From the moment a stroke occurs, neuroplasticity is heightened, readying the brain for repair. However, says new Johns Hopkins Department of Physical Medicine and Rehabilitation faculty member Preeti Raghavan, traditional stroke care often doesn’t capitalize on this critical period.
“At most institutions, stroke care is extremely siloed. Neurologists care for patients in the immediate aftermath of stroke, and physiatrists and therapists come in later for rehabilitation,” she says. “It’s a wasted opportunity to significantly improve patient outcomes.”
Acting on this opportunity is an important goal within Johns Hopkins’ new Sheikh Khalifa Stroke Institute, says Raghavan, who is the institute’s director for recovery and rehabilitation. Established by a $50 million gift from the United Arab Emirates (UAE) in early 2018, the institute was named in honor of UAE President Sheikh Khalifa bin Zayed Al Nahyan, who suffered a stroke in 2014. It will include a state-of-the-art facility in Baltimore and will partner with others in Abu Dhabi to build a stroke care organization.
The care delivered at the institute is markedly different from that conventionally delivered to stroke patients, explains Johns Hopkins physiatrist April Pruski, who serves patients at The Johns Hopkins Hospital’s brain rescue unit. One major distinction is the strong collaboration between neurologists and rehabilitation specialists as soon as patients are admitted, a model that’s unique globally.
“The institute follows patients through the continuum, from inpatient rehab, to outpatient rehab, then caring for themselves at home and reintegrating into the community.”
– April Pruski
Patients start rehabilitation in the brain rescue unit within a day of their stroke, Pruski says, instead of waiting until later in their hospital stay to be evaluated for future rehabilitation often delivered elsewhere. The therapy they receive is comprehensive and intensive, with up to six sessions a day including physical, occupational and speech therapy.
The information exchange between neurologists and physiatrists, through rounding together and daily meetings, can change the course of care. For example, Pruski says, she’ll often make suggestions that aren’t typically part of the neurology toolbox but that could optimize rehabilitation efforts, such as brain breaks to help patients tolerate therapy better, early neurostimulant prescriptions for patients with cognitive and attention problems, and toileting schedules for those with bowel and bladder issues.
“It’s a holistic approach for the patient that has two teams viewing problems from different angles,” Pruski explains.
This comprehensive strategy doesn’t end when patients leave the hospital, says Raghavan. “Traditional care loses many stroke rehabilitation patients to lack of follow-up,” she explains. “But the institute follows patients through the continuum, from inpatient rehab, to outpatient rehab, then caring for themselves at home and reintegrating into the community.”

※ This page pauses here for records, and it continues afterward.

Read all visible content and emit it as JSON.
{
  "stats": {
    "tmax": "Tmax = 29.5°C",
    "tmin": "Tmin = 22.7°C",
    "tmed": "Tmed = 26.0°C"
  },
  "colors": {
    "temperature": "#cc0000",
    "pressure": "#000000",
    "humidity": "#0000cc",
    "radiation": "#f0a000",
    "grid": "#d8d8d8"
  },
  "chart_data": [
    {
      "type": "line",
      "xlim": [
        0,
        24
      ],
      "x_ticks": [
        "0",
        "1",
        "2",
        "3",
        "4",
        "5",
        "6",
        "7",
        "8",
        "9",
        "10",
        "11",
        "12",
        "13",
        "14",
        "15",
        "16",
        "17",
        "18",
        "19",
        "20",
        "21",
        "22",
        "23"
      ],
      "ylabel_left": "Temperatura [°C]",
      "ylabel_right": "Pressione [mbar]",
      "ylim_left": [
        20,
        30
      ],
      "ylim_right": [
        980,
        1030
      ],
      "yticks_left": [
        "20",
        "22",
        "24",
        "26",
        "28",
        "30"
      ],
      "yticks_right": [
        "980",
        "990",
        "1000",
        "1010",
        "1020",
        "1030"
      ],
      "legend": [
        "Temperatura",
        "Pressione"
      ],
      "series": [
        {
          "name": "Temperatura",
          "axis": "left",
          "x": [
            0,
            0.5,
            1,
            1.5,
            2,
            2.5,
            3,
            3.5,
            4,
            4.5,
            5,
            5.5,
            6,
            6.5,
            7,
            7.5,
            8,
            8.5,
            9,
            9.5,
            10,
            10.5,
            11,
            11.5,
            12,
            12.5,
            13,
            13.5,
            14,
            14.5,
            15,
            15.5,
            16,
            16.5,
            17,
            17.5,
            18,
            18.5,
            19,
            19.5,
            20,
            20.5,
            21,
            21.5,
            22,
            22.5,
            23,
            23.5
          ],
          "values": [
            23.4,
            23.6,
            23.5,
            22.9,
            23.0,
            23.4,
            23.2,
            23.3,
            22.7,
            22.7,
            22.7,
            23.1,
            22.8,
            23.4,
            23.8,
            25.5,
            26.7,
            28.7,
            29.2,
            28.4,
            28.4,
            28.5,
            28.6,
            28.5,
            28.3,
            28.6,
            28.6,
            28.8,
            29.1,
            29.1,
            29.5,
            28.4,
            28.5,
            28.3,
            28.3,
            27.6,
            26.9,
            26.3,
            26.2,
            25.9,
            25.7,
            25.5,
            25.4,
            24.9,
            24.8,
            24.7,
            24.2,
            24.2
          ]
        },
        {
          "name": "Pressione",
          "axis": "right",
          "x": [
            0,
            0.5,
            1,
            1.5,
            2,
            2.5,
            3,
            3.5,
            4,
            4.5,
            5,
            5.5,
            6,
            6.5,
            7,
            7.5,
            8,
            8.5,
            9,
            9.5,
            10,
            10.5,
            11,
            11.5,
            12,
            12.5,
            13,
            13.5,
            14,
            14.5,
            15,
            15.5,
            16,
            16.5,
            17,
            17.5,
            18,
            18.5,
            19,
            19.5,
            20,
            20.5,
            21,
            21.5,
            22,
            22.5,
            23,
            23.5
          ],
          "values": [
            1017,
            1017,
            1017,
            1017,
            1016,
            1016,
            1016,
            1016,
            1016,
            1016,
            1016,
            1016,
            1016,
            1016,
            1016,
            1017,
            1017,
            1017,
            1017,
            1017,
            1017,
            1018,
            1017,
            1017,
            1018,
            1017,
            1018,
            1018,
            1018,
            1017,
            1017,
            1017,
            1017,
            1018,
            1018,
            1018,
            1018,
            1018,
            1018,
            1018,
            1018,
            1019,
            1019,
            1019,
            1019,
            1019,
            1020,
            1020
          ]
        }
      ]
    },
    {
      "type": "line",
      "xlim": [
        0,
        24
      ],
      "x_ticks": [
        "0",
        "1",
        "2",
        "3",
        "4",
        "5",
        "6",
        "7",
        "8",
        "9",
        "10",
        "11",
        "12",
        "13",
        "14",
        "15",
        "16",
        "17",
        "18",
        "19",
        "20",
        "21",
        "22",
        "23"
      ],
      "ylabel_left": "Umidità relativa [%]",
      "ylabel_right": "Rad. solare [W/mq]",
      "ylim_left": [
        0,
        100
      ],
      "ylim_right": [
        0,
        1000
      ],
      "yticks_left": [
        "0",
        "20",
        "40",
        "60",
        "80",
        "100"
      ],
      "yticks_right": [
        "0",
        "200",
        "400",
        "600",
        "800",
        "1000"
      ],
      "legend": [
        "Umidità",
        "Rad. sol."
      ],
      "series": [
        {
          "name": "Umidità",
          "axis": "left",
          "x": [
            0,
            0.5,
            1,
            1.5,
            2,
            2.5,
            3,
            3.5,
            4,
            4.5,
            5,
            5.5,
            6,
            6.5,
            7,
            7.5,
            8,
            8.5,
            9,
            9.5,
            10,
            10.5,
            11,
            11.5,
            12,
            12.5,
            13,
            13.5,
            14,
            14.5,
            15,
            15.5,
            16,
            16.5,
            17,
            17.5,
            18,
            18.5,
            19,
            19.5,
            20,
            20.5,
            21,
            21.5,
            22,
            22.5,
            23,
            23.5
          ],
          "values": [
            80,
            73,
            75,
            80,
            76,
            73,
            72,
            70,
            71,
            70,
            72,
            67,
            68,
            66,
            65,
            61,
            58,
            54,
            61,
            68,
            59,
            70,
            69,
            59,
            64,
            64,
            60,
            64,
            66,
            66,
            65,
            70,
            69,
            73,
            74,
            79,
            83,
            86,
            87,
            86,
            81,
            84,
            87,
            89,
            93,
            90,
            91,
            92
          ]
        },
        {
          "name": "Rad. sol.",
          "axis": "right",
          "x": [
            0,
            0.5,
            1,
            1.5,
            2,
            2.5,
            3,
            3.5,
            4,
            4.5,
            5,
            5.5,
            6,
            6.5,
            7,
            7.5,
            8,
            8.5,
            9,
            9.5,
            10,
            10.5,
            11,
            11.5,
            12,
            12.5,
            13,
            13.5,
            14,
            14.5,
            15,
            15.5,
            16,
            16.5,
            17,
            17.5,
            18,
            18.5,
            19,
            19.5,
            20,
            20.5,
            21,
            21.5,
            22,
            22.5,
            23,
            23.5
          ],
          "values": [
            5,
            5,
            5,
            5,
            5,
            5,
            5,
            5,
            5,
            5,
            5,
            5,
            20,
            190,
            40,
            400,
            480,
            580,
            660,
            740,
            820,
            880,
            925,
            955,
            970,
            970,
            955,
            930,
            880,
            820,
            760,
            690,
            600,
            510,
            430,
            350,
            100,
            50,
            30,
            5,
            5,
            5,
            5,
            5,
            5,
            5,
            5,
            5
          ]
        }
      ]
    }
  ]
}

Another goal of the center is improving care through research and education, Raghavan adds. Through collaborations between the institute’s two centers, providers are collecting a wealth of information about patients to determine how interventions affect outcome measures. They’re also working together to establish best practices that providers in both locations can learn.
“We’re working to get patients back to activities they love, whether it’s work, an exercise regimen or holding their grandchildren,” Pruski says. “We’re helping them become as functional as possible and lead their most meaningful lives.”